Children Won’t Get Covid-19 Vaccine Next Year: Khairy

According to Khairy Jamaluddin, most candidate Covid-19 vaccines have not been tested on children below the age of 12.

KUALA LUMPUR, Nov 25 — Children below 12 in Malaysia will not receive a Covid-19 vaccine next year as most candidate vaccines have not been tested on them yet, Khairy Jamaluddin said today.

“Most of the vaccines have not been tested on children below the age of 12 yet, so definitely they will not be getting the vaccine next year,” the science, technology and innovation minister said while winding up the Budget 2021 debate at the Dewan Rakyat today.

According to Khairy who co-chairs the Covid-19 Vaccine Supplies Access Guarantee Special Committee (JKJAV), the RM3 billion allocated under Budget 2021 to purchase Covid-19 vaccines is based on an estimation used to purchase vaccines for 70 per cent of the population in order to achieve herd immunity, using an average price of the Covid-19 vaccines being developed.

Last month, Pfizer announced that it has received the United States’ Food and Drug Administration (FDA) approval to enroll children as young as the age of 12 in its Covid-19 vaccine trial, NPR reported.

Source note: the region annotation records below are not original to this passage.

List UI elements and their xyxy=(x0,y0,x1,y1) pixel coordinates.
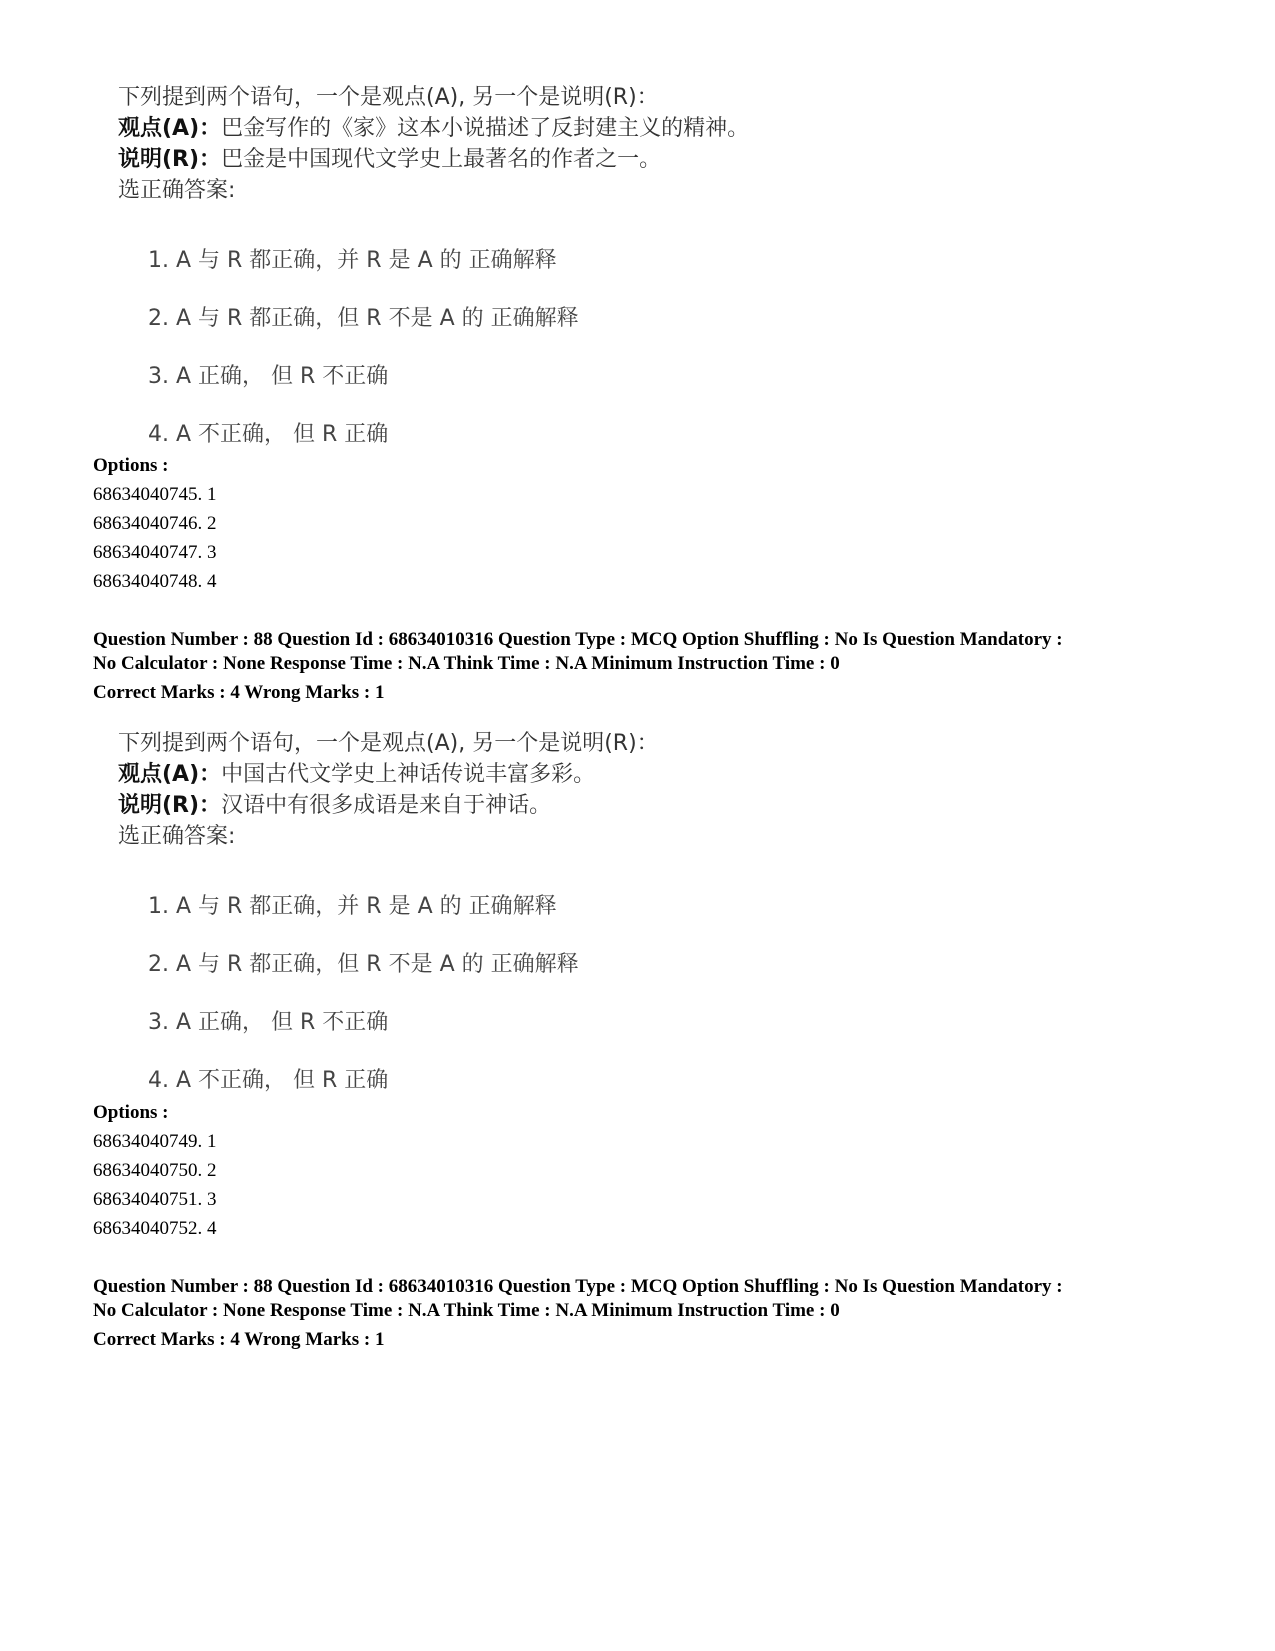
choice-item: 1. A 与 R 都正确，并 R 是 A 的 正确解释 xyxy=(148,248,557,273)
assertion-text: 巴金写作的《家》这本小说描述了反封建主义的精神。 xyxy=(221,116,750,141)
assertion-line xyxy=(118,759,659,790)
choice-list xyxy=(118,878,659,1110)
option-item: 68634040750. 2 xyxy=(93,1160,217,1181)
options-block xyxy=(93,1098,217,1243)
option-item: 68634040746. 2 xyxy=(93,513,217,534)
marks-line: Correct Marks : 4 Wrong Marks : 1 xyxy=(93,682,385,703)
reason-line xyxy=(118,144,749,175)
meta-line: No Calculator : None Response Time : N.A Think Time : N.A Minimum Instruction Time : 0 xyxy=(93,653,840,674)
option-item: 68634040745. 1 xyxy=(93,484,217,505)
question-prompt: 选正确答案: xyxy=(118,178,236,203)
reason-text: 汉语中有很多成语是来自于神话。 xyxy=(221,793,552,818)
option-item: 68634040749. 1 xyxy=(93,1131,217,1152)
choice-item: 3. A 正确， 但 R 不正确 xyxy=(148,364,389,389)
question-meta xyxy=(93,628,1203,705)
choice-item: 4. A 不正确， 但 R 正确 xyxy=(148,1068,389,1093)
question-meta xyxy=(93,1275,1203,1352)
options-block xyxy=(93,451,217,596)
reason-label: 说明(R)： xyxy=(118,793,222,818)
options-title: Options : xyxy=(93,455,169,476)
option-item: 68634040747. 3 xyxy=(93,542,217,563)
choice-item: 2. A 与 R 都正确，但 R 不是 A 的 正确解释 xyxy=(148,952,579,977)
reason-line xyxy=(118,790,659,821)
reason-text: 巴金是中国现代文学史上最著名的作者之一。 xyxy=(221,147,662,172)
option-item: 68634040752. 4 xyxy=(93,1218,217,1239)
options-title: Options : xyxy=(93,1102,169,1123)
question-image xyxy=(118,82,749,464)
meta-line: Question Number : 88 Question Id : 68634010316 Question Type : MCQ Option Shuffling : No Is Question Mandatory : xyxy=(93,629,1063,650)
choice-item: 4. A 不正确， 但 R 正确 xyxy=(148,422,389,447)
option-item: 68634040748. 4 xyxy=(93,571,217,592)
marks-line: Correct Marks : 4 Wrong Marks : 1 xyxy=(93,1329,385,1350)
option-item: 68634040751. 3 xyxy=(93,1189,217,1210)
choice-list xyxy=(118,232,749,464)
reason-label: 说明(R)： xyxy=(118,147,222,172)
choice-item: 2. A 与 R 都正确，但 R 不是 A 的 正确解释 xyxy=(148,306,579,331)
assertion-label: 观点(A)： xyxy=(118,116,222,141)
meta-line: Question Number : 88 Question Id : 68634010316 Question Type : MCQ Option Shuffling : No Is Question Mandatory : xyxy=(93,1276,1063,1297)
choice-item: 1. A 与 R 都正确，并 R 是 A 的 正确解释 xyxy=(148,894,557,919)
question-intro: 下列提到两个语句，一个是观点(A), 另一个是说明(R)： xyxy=(118,85,659,110)
assertion-line xyxy=(118,113,749,144)
question-intro: 下列提到两个语句，一个是观点(A), 另一个是说明(R)： xyxy=(118,731,659,756)
choice-item: 3. A 正确， 但 R 不正确 xyxy=(148,1010,389,1035)
assertion-label: 观点(A)： xyxy=(118,762,222,787)
question-prompt: 选正确答案: xyxy=(118,824,236,849)
question-image xyxy=(118,728,659,1110)
meta-line: No Calculator : None Response Time : N.A Think Time : N.A Minimum Instruction Time : 0 xyxy=(93,1300,840,1321)
assertion-text: 中国古代文学史上神话传说丰富多彩。 xyxy=(221,762,596,787)
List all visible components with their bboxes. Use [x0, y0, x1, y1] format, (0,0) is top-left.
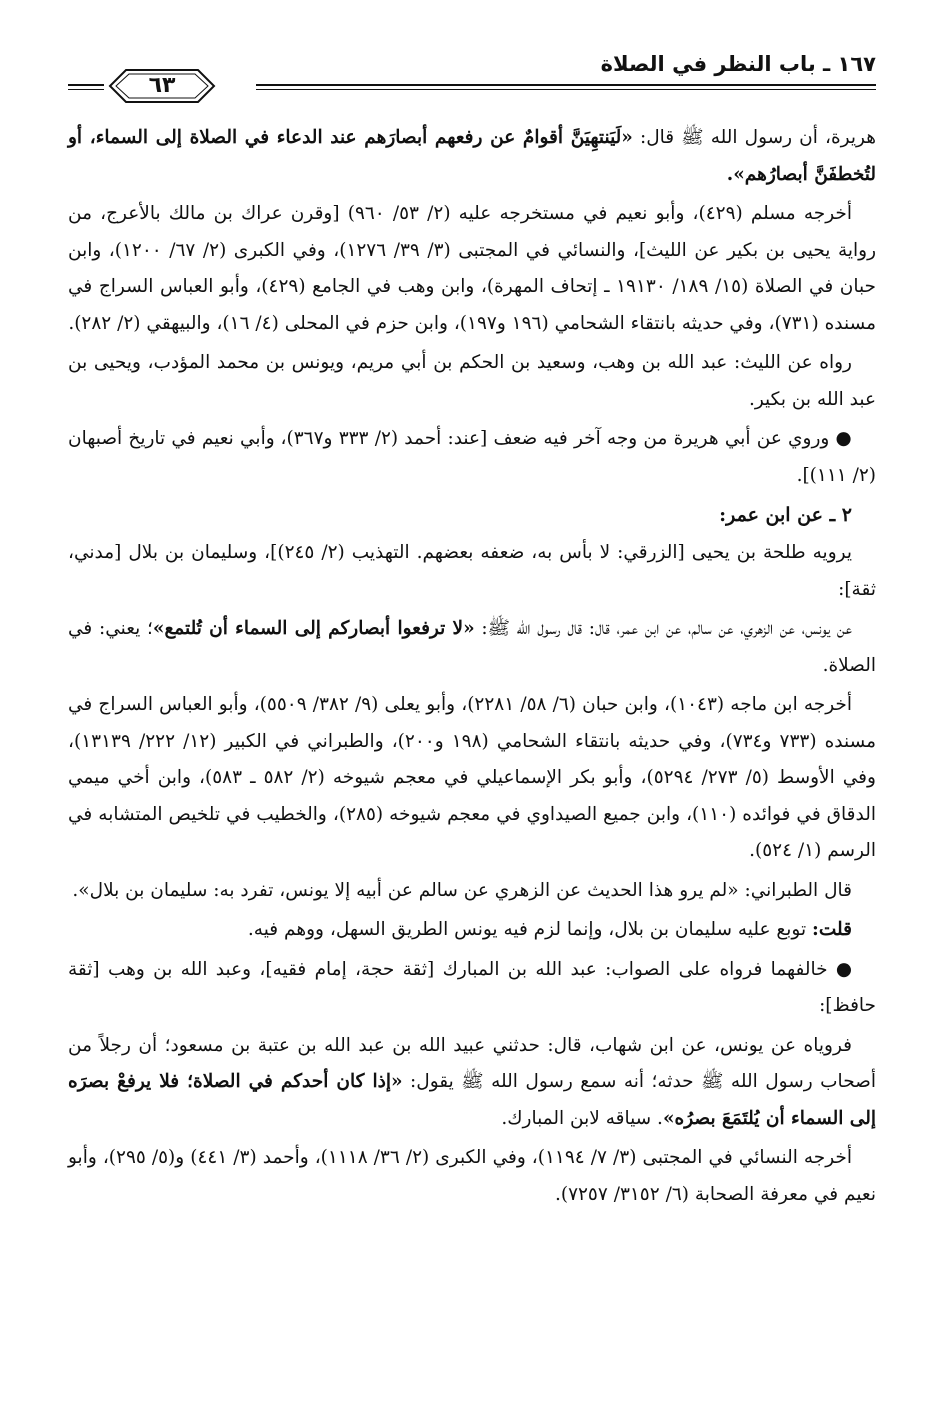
header-rule	[256, 84, 876, 90]
paragraph-takhrij-2: أخرجه ابن ماجه (١٠٤٣)، وابن حبان (٦/ ٥٨/ ٢٢٨١)، وأبو يعلى (٩/ ٣٨٢/ ٥٥٠٩)، وأبو العباس السراج في مسنده (٧٣٣ و٧٣٤)، وفي حديثه بانتقاء الشحامي (١٩٨ و٢٠٠)، والطبراني في الكبير (١٢/ ٢٢٢/ ١٣١٣٩)، وفي الأوسط (٥/ ٢٧٣/ ٥٢٩٤)، وأبو بكر الإسماعيلي في معجم شيوخه (٢/ ٥٨٢ ـ ٥٨٣)، وابن أخي ميمي الدقاق في فوائده (١١٠)، وابن جميع الصيداوي في معجم شيوخه (٢٨٥)، والخطيب في تلخيص المتشابه في الرسم (١/ ٥٢٤).	[68, 694, 877, 861]
hadith-note: ؛ يعني: في الصلاة.	[68, 618, 876, 676]
paragraph-takhrij-1: أخرجه مسلم (٤٢٩)، وأبو نعيم في مستخرجه عليه (٢/ ٥٣/ ٩٦٠) [وقرن عراك بن مالك بالأعرج، من رواية يحيى بن بكير عن الليث]، والنسائي في المجتبى (٣/ ٣٩/ ١٢٧٦)، وفي الكبرى (٢/ ٦٧/ ١٢٠٠)، وابن حبان في الصلاة (١٥/ ١٨٩/ ١٩١٣٠ ـ إتحاف المهرة)، وابن وهب في الجامع (٤٢٩)، وأبو العباس السراج في مسنده (٧٣١)، وفي حديثه بانتقاء الشحامي (١٩٦ و١٩٧)، وابن حزم في المحلى (٤/ ١٦)، والبيهقي (٢/ ٢٨٢).	[68, 203, 877, 334]
chain-text: عن يونس، عن الزهري، عن سالم، عن ابن عمر، قال: قال رسول الله ﷺ:	[474, 618, 852, 639]
paragraph-ibn-mubarak-hadith	[68, 1028, 876, 1138]
paragraph-takhrij-3: أخرجه النسائي في المجتبى (٣/ ٧/ ١١٩٤)، وفي الكبرى (٢/ ٣٦/ ١١١٨)، وأحمد (٣/ ٤٤١) و(٥/ ٢٩٥)، وأبو نعيم في معرفة الصحابة (٦/ ٣١٥٢/ ٧٢٥٧).	[68, 1147, 876, 1205]
paragraph-comment	[68, 912, 876, 949]
hadith-text: «لا ترفعوا أبصاركم إلى السماء أن تُلتمع»	[152, 618, 475, 639]
hadith-note: . سياقه لابن المبارك.	[501, 1107, 663, 1129]
chain-text: فروياه عن يونس، عن ابن شهاب، قال: حدثني عبيد الله بن عبد الله بن عتبة بن مسعود؛ أن رجلاً من أصحاب رسول الله ﷺ حدثه؛ أنه سمع رسول الله ﷺ يقول:	[68, 1034, 876, 1092]
paragraph-ibn-umar-route: يرويه طلحة بن يحيى [الزرقي: لا بأس به، ضعفه بعضهم. التهذيب (٢/ ٢٤٥)]، وسليمان بن بلال [مدني، ثقة]:	[68, 542, 876, 600]
comment-text: توبع عليه سليمان بن بلال، وإنما لزم فيه يونس الطريق السهل، ووهم فيه.	[247, 919, 813, 940]
hadith-intro: هريرة، أن رسول الله ﷺ قال:	[632, 127, 876, 148]
paragraph-correct-route: ● خالفهما فرواه على الصواب: عبد الله بن المبارك [ثقة حجة، إمام فقيه]، وعبد الله بن وهب [ثقة حافظ]:	[68, 958, 876, 1016]
paragraph-tabarani-quote: قال الطبراني: «لم يرو هذا الحديث عن الزهري عن سالم عن أبيه إلا يونس، تفرد به: سليمان بن بلال».	[72, 879, 852, 901]
hadith-text: «لَيَنتهِيَنَّ أقوامٌ عن رفعهم أبصارَهم عند الدعاء في الصلاة إلى السماء، أو لتُخطفَنَّ أبصارُهم».	[68, 127, 876, 185]
section-heading: ٢ ـ عن ابن عمر:	[719, 504, 852, 526]
paragraph-1	[68, 120, 876, 193]
hadith-text: «إذا كان أحدكم في الصلاة؛ فلا يرفعْ بصرَه إلى السماء أن يُلتَمَعَ بصرُه»	[68, 1071, 876, 1129]
header-rule-left	[68, 84, 104, 90]
chapter-title: ١٦٧ ـ باب النظر في الصلاة	[600, 52, 876, 76]
page-number: ٦٣	[148, 73, 176, 98]
paragraph-ibn-umar-hadith	[68, 611, 876, 684]
paragraph-narrators: رواه عن الليث: عبد الله بن وهب، وسعيد بن الحكم بن أبي مريم، ويونس بن محمد المؤدب، ويحيى بن عبد الله بن بكير.	[68, 352, 876, 410]
page-number-badge	[106, 64, 218, 108]
paragraph-other-route: ● وروي عن أبي هريرة من وجه آخر فيه ضعف [عند: أحمد (٢/ ٣٣٣ و٣٦٧)، وأبي نعيم في تاريخ أصبهان (٢/ ١١١)].	[68, 428, 876, 486]
page-body	[68, 120, 876, 1213]
comment-label: قلت:	[812, 919, 852, 940]
page-header	[68, 40, 876, 120]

Moderna also recently said that it hopes to roll out its experimental Covid-19 vaccine for children by mid-next year, although so far, the US pharmaceutical company has not started testing on children yet. Chinese vaccine developer Sinovac Biotech also announced that it is planning to widen its Covid-19 vaccine study to 552 healthy participants aged between three and 17.

Moreover, Khairy said today that the Malaysian government will not compromise in terms of safety of the Covid-19 vaccine.

“We will ensure all the early information and interim information related to safety, safety data we will obtain to ensure that no one in Malaysia becomes lab rats,” Khairy said.

“I predict according to our plan, (in the) first quarter of next year, we will get our first acquisition and an announcement will be made soon by the Prime Minister.”

The Umno lawmaker also mentioned that Malaysia, like every other country, will not just purchase a vaccine from one specific pharmaceutical company, but will be purchasing from various companies and suppliers.

The vaccine will then be allocated to individual age groups according to the effectiveness of that particular vaccine towards that age group.

“[If] we find the effectiveness and safety for that one vaccine is better towards senior citizens, then we will fix that vaccine specifically for senior citizens,” the Rembau MP said.

Khairy also said that a special communication committee has been formed under the Covid-19 Vaccine Supplies Access Guarantee Special Committee to come up with a communication strategy to communicate with the public on the Covid-19 vaccine, including for people who are hesitant about vaccines. The Department of Islamic Development Malaysia (JAKIM) is also part of the committee.

“Besides government agencies, the communication also involves the community groups like non-governmental organisations (NGOs), religious leaders, community leaders, as well as the private sector to ensure clear information related to this vaccine can be delivered effectively to each target group,” Khairy said.

According to the minister, an independent Covid-19 vaccine committee has also been formed. This independent committee is led by an epidemiologist, Dr Awang Bulgiba from University Malaya, with members from specialties like virology, molecular immunology, infectious diseases, occupational health, health economics, pharma economics, and applied ethics to ensure the decision of the procurement of a vaccine is not just made by the Ministry of Science, Technology and Innovation (MOSTI) or the Ministry of Health (MOH).

Currently, Khairy said Malaysia does not have the full facility to develop a vaccine for humans. However, the National Science Council has agreed to develop a roadmap for vaccine development to make Malaysia a human vaccine producer in the next 10 years. The roadmap is predicted to be completed in the second quarter of 2021.

MOSTI has also come up with a new funding scheme — MOSTI Combating Covid-19 fund (MCCOF) — to encourage more research and development to overcome and control the Covid-19 pandemic.

“MOSTI has granted one project through this fund totalling RM2.1 million to University Malaya for the development of Covid-19 vaccine,” the Rembau MP said.

“MOSTI hopes the MCCOF initiative will become a platform for the creation of local vaccines, which in turn can reduce the dependence of vaccine supply from abroad.”